Sunday, November 27, 2011

The Golden Rock



One of the things we love about cruising is the chance to view history up close and personal. In the Caribbean, history is literally right there in front of you, where it blends into daily life through the many homes and buildings that are centuries old. Some are beautifully kept up, some are in various states of disrepair, but all are still in use and a part of every community. Living history, truly.

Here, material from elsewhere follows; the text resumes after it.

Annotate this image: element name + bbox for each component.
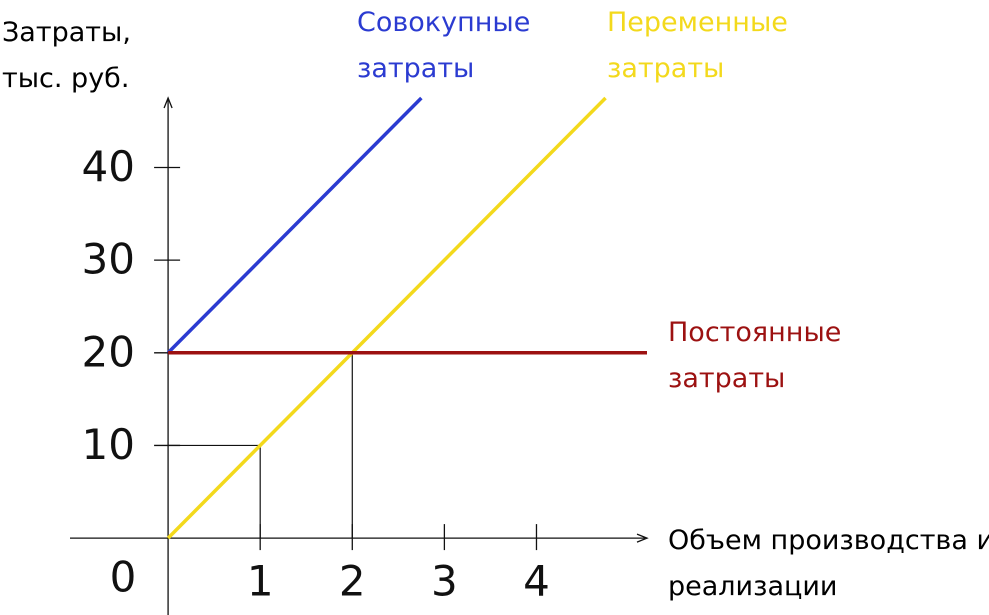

We arrived in Statia to find the weather worsening, and unfortunately, Oranje Baai is a rolly anchorage even in the best of weather. We hooked in the stern anchor to keep us facing into the swells, and dampen our sashaying about, but it still was rather uncomfortable. We couldn’t even get out to dive, as torrential rains and resulting runoff muddied visibility.
Rain rain go away!
We adjusted our game plan to land-based activities, instead. It was nice to get off the rolly boat and simply enjoy being on-island. Ally had been to Statia years ago while on a Broadreach diving trip, so we were revisiting old haunts. From the Lower Town area on the water we walked up the steep cobblestone path up to Upper Town of Oranjested. Oranjested is an excellent example of an old-world, colonial Caribbean settlement, as its architecture is predominantly traditional West Indian/Dutch-influenced gingerbread-style houses and buildings. The well-built cobblestone streets and tidy homes still in use today reflect its wealthy history, when Oranjested was the trading capital of the West Indies, bustling with merchants from Spain, England, France, Holland and other parts of Europe.

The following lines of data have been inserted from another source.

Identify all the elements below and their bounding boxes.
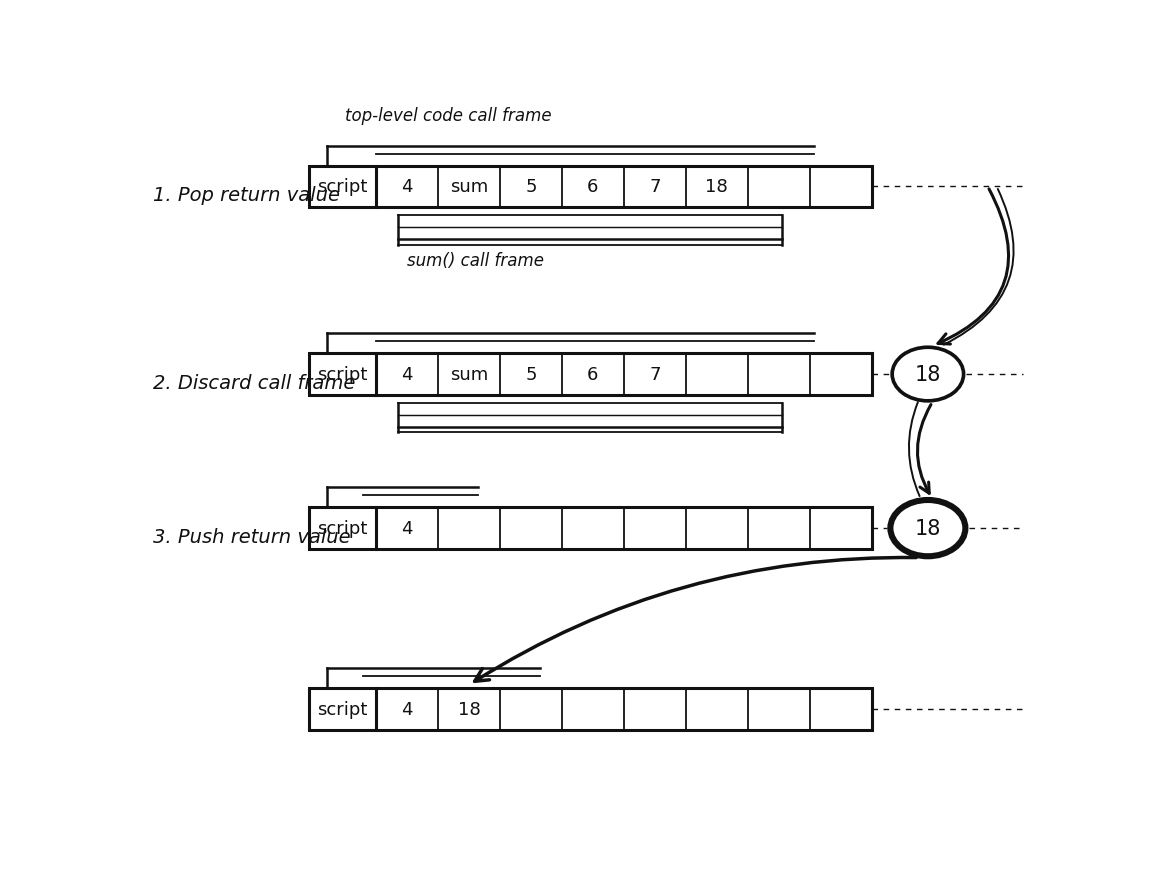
FancyArrowPatch shape	[943, 189, 1014, 345]
Bar	[309, 688, 872, 730]
Text: script: script	[318, 700, 367, 718]
Text: sum: sum	[450, 178, 488, 196]
Bar	[309, 167, 872, 208]
Text: 5: 5	[525, 178, 537, 196]
Text: 5: 5	[525, 366, 537, 383]
Text: 6: 6	[588, 178, 599, 196]
Text: 3. Push return value: 3. Push return value	[153, 527, 350, 547]
Text: 18: 18	[915, 365, 941, 385]
Text: 2. Discard call frame: 2. Discard call frame	[153, 374, 355, 393]
Text: 4: 4	[401, 520, 412, 538]
FancyArrowPatch shape	[909, 402, 919, 496]
Bar	[309, 354, 872, 395]
Text: sum: sum	[450, 366, 488, 383]
Text: 4: 4	[401, 700, 412, 718]
FancyArrowPatch shape	[938, 189, 1009, 345]
Text: script: script	[318, 178, 367, 196]
Text: script: script	[318, 366, 367, 383]
Text: 18: 18	[915, 519, 941, 539]
FancyArrowPatch shape	[475, 558, 916, 681]
Text: 7: 7	[649, 366, 660, 383]
Text: 18: 18	[457, 700, 480, 718]
Text: script: script	[318, 520, 367, 538]
Circle shape	[890, 501, 965, 557]
Text: 4: 4	[401, 366, 412, 383]
Text: 4: 4	[401, 178, 412, 196]
Circle shape	[892, 348, 963, 401]
Text: sum() call frame: sum() call frame	[408, 251, 545, 269]
Text: 18: 18	[705, 178, 728, 196]
Text: 6: 6	[588, 366, 599, 383]
Bar	[309, 507, 872, 549]
Text: 1. Pop return value: 1. Pop return value	[153, 186, 340, 205]
Text: 7: 7	[649, 178, 660, 196]
Text: top-level code call frame: top-level code call frame	[344, 107, 552, 125]
FancyArrowPatch shape	[917, 405, 931, 494]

Typical Upper Town Oranjested architecture
Cobblestone streets from the 1700x
We made our way over to the nearly 370-year-old Fort Oranje where we scrambled about, enjoying the views from the hilltop fort. Dating from 1636, the fort was the site of the first foreign recognition of the fledgling United States in 1776, when the then governor gave an 11-gun salute to the Andrew Doria, a US Naval ship. In fact, despite the stated neutrality of the Netherlands, St. Eustatius was a vital supply center  for the  upstart Americans. Many of its merchants, having excellent contacts in the colonial cities of Newport, Charleston and New York, as well as France and Netherlands on the other side of Atlantic, were perfectly situated to provide the American rebels with shipments of arms and military supplies prior to the American declaration of independence.

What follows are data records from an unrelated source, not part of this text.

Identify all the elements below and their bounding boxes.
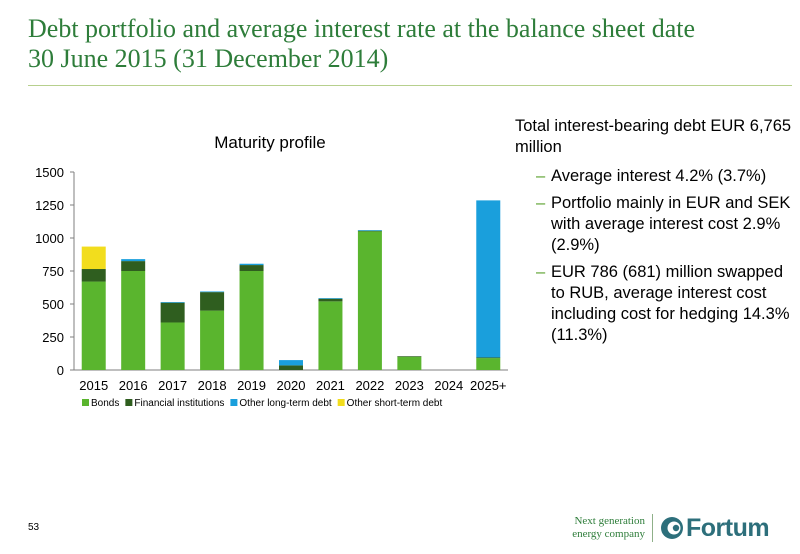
tagline-line2: energy company — [572, 528, 645, 540]
legend-label: Other long-term debt — [239, 398, 331, 409]
y-tick-label: 1250 — [35, 198, 64, 213]
footer-divider — [652, 514, 653, 542]
bar-segment: Financial institutions 2018: 140 — [200, 292, 225, 311]
bar-segment: Financial institutions 2023: 5 — [397, 356, 422, 357]
x-axis: 2015 2016 2017 2018 2019 2020 2021 2022 2023 2024… — [74, 369, 508, 393]
bullet-text: Average interest 4.2% (3.7%) — [551, 167, 767, 185]
y-axis: 0 250 500 750 1000 1250 1500 — [35, 165, 75, 378]
legend-label: Financial institutions — [134, 398, 224, 409]
bar-segment: Bonds 2017: 360 — [160, 322, 185, 370]
legend-label: Other short-term debt — [347, 398, 443, 409]
bar-segment: Other long-term debt 2018: 5 — [200, 291, 225, 293]
bar-segment: Bonds 2025+: 90 — [476, 358, 501, 370]
bar-segment: Financial institutions 2015: 95 — [81, 269, 106, 282]
x-tick-label: 2025+ — [470, 378, 507, 393]
y-tick-label: 750 — [42, 264, 64, 279]
bar-segment: Financial institutions 2019: 45 — [239, 265, 264, 271]
y-tick-label: 250 — [42, 330, 64, 345]
x-tick-label: 2021 — [316, 378, 345, 393]
bar-segment: Other long-term debt 2022: 5 — [357, 230, 382, 231]
x-tick-label: 2024 — [434, 378, 463, 393]
bullet-dash-icon: – — [536, 194, 546, 212]
bar-segment: Other long-term debt 2021: 5 — [318, 298, 343, 299]
fortum-logo-icon — [661, 517, 683, 539]
bullet-text: Portfolio mainly in EUR and SEK with ave… — [551, 194, 791, 254]
summary-bullets: – Average interest 4.2% (3.7%) – Portfolio… — [515, 166, 795, 346]
bar-segment: Bonds 2022: 1050 — [357, 231, 382, 370]
x-tick-label: 2019 — [237, 378, 266, 393]
legend-swatch — [230, 399, 238, 406]
slide-title-line1: Debt portfolio and average interest rate… — [28, 14, 696, 43]
bar-segment: Other short-term debt 2015: 170 — [81, 246, 106, 270]
bar-segment: Financial institutions 2017: 150 — [160, 302, 185, 323]
bar-segment: Financial institutions 2020: 35 — [279, 365, 303, 370]
bar-segment: Bonds 2015: 670 — [81, 281, 106, 370]
slide-title: Debt portfolio and average interest rate… — [28, 14, 788, 74]
bar-segment: Financial institutions 2016: 75 — [121, 261, 146, 271]
bar-segment: Financial institutions 2021: 20 — [318, 298, 343, 302]
bar-segment: Other long-term debt 2019: 10 — [239, 263, 264, 266]
total-debt-text: Total interest-bearing debt EUR 6,765 mi… — [515, 117, 792, 156]
chart-legend: Bonds Financial institutions Other long-te… — [82, 398, 442, 409]
x-tick-label: 2015 — [79, 378, 108, 393]
bar-segment: Other long-term debt 2020: 40 — [279, 360, 303, 366]
bar-segment: Financial institutions 2022: 5 — [357, 230, 382, 232]
debt-summary: Total interest-bearing debt EUR 6,765 mi… — [515, 116, 795, 352]
maturity-profile-chart: Maturity profile 0250500750100012501500 … — [35, 133, 508, 409]
legend-swatch — [82, 399, 89, 406]
bar-segment: Financial institutions 2025+: 5 — [476, 357, 501, 359]
bullet-rub-swap: – EUR 786 (681) million swapped to RUB, a… — [515, 262, 795, 346]
bar-segment: Bonds 2018: 450 — [200, 310, 225, 370]
x-tick-label: 2016 — [119, 378, 148, 393]
bar-segment: Bonds 2023: 100 — [397, 356, 422, 370]
bullet-portfolio-currency: – Portfolio mainly in EUR and SEK with av… — [515, 193, 795, 256]
x-tick-label: 2017 — [158, 378, 187, 393]
chart-title: Maturity profile — [214, 133, 325, 152]
bullet-dash-icon: – — [536, 263, 546, 281]
bar-segment: Other long-term debt 2025+: 1190 — [476, 200, 501, 358]
bullet-dash-icon: – — [536, 167, 546, 185]
bar-segment: Other long-term debt 2016: 15 — [121, 259, 146, 262]
y-tick-label: 1000 — [35, 231, 64, 246]
legend-swatch — [125, 399, 133, 406]
bar-segment: Bonds 2016: 750 — [121, 271, 146, 370]
legend-label: Bonds — [91, 398, 119, 409]
bar-segment: Other long-term debt 2017: 5 — [160, 302, 185, 303]
page-number: 53 — [28, 522, 40, 533]
fortum-logo: Fortum — [660, 512, 780, 544]
x-tick-label: 2018 — [198, 378, 227, 393]
x-tick-label: 2023 — [395, 378, 424, 393]
x-tick-label: 2020 — [277, 378, 306, 393]
logo-wordmark: Fortum — [686, 514, 770, 542]
y-tick-label: 500 — [42, 297, 64, 312]
y-tick-label: 1500 — [35, 165, 64, 180]
bullet-average-interest: – Average interest 4.2% (3.7%) — [515, 166, 795, 187]
chart-bars: Bonds 2015: 670Financial institutions 20… — [81, 200, 501, 370]
bar-segment: Bonds 2021: 520 — [318, 301, 343, 370]
bar-segment: Bonds 2019: 750 — [239, 271, 264, 370]
tagline-line1: Next generation — [574, 515, 645, 527]
bullet-text: EUR 786 (681) million swapped to RUB, av… — [551, 263, 790, 344]
company-tagline: Next generation energy company — [565, 515, 645, 541]
slide-title-line2: 30 June 2015 (31 December 2014) — [28, 44, 389, 73]
y-tick-label: 0 — [57, 363, 64, 378]
title-divider — [28, 85, 792, 86]
x-tick-label: 2022 — [355, 378, 384, 393]
legend-swatch — [337, 399, 345, 406]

Cannons overlooking Oranje Baai
Following a  meandering path from the fort, we came across the restored ruins of the old Dutch Reformed Church, where its lovely stone arches face the sea, and a quiet sense of history fills the churchyard cemetery. Several ornate grave markers and family plots dating from the early 1700s can be found under the large mango trees outside the stone church walls. Just down the road, there is a partially restored synagogue in Oranjested too, Honen Dalim, which dates from 1738, making it one of the oldest in the Caribbean. There was a large Sephardic and Ashkenazi Jewish population on the island at that time, merchants and their families who came from Curacao and Amsterdam during the first quarter of the 18th century because of the lucrative trade on the island. I love the sense of strolling through history here!
Detail from the gravestone of Governor Jan De Windt, who died in
1775. Jewish merchants donated the marble gravestone as a tribute
to the governor, whom they held in high esteem.